Come punti cardinali nella bussola di un’anima, avevo individuato e fissato quei tre.
Ne mancava un quarto. Quale?
Il tramonto si era consumato dinanzi ai miei occhi, magnifico e potente, e ora un crepuscolo diffuso e omogeneo mi circondava. Qualsiasi direzione io avessi scelto, sembrava che potesse non fare differenza in quell’uniformità, ma io sentii a istinto che la scelta, invece, sarebbe ancora una volta stata cruciale. Solo una delle traiettorie mi avrebbe portata al quarto elemento.
Chiusi gli occhi, mi concentrai, cercai voci e luoghi nella mia mente.
Che cosa amavo? Che cosa mi dava gioia o forza o speranza, quando ero nel mio mondo?
Inspirai, espirai. I miei pensieri divennero lucciole agitate che gradualmente si placavano e sciamavano insieme, stormo pulsante.

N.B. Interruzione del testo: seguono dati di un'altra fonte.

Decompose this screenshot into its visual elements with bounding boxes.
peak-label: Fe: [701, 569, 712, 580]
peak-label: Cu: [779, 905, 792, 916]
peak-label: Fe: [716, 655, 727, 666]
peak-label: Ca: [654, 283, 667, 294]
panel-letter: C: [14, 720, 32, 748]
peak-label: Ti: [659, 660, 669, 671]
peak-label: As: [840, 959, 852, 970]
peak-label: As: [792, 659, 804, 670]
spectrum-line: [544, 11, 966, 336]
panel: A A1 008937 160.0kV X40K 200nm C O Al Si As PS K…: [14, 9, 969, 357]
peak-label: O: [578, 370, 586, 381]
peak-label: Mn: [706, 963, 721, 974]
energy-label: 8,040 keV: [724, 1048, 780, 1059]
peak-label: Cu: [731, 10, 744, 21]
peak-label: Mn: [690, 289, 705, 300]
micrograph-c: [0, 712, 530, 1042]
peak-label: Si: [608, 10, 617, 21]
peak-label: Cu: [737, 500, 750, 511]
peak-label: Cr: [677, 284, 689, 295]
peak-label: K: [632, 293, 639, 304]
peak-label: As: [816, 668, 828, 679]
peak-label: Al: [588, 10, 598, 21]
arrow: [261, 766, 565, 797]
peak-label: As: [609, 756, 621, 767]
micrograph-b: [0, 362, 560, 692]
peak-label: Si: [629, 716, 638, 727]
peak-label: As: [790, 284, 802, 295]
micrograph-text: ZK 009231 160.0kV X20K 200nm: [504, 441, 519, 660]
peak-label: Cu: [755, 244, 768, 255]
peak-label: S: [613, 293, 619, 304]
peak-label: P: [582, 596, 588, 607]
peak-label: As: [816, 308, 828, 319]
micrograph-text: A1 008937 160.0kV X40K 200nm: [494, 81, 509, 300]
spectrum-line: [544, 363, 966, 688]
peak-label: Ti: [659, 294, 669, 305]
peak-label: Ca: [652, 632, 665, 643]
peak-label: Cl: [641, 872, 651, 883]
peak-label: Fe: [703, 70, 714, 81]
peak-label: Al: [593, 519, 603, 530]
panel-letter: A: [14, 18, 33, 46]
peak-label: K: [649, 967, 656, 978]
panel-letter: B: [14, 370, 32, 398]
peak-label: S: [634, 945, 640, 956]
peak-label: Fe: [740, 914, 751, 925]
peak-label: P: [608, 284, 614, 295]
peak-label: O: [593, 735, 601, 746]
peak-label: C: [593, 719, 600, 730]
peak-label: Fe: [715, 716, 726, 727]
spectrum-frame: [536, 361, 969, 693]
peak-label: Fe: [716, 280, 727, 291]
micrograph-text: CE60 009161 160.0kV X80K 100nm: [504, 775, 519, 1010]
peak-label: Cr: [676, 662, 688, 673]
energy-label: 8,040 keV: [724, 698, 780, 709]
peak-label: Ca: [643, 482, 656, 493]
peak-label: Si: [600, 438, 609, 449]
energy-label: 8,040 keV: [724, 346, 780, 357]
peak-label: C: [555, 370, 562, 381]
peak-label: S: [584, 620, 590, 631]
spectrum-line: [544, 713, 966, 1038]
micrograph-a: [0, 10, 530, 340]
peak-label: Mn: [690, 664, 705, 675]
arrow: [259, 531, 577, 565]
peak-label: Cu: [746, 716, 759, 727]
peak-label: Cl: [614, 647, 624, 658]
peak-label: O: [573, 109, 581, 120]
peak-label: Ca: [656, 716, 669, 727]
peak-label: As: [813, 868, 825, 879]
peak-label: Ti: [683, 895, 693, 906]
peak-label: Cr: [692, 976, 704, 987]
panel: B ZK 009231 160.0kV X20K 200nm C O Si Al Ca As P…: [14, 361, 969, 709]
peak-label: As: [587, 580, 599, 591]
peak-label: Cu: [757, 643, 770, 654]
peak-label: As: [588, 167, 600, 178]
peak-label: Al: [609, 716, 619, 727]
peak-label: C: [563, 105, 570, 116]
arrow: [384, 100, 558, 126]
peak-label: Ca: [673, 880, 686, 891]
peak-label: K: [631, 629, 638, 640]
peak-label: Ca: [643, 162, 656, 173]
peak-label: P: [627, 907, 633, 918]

Aprii di colpo gli occhi sulla loro scia luminosa e, sguardo fisso, seguii la direzione immaginaria del loro volo. Dovetti camminare poco, prima che lo vedessi emergere dal crepuscolo: un fitto bosco che agile si inerpicava lungo i fianchi di un monte. Intreccio di fronde e ossigeno, in cui di colpo mi trovai immersa. I miei polmoni se ne riempirono; il mio cuore ne pulsò.
«Hai trovato anche me, quindi.» sussurrò.
E mille lucciole si poggiarono fra i rami fruscianti. Guide perfette.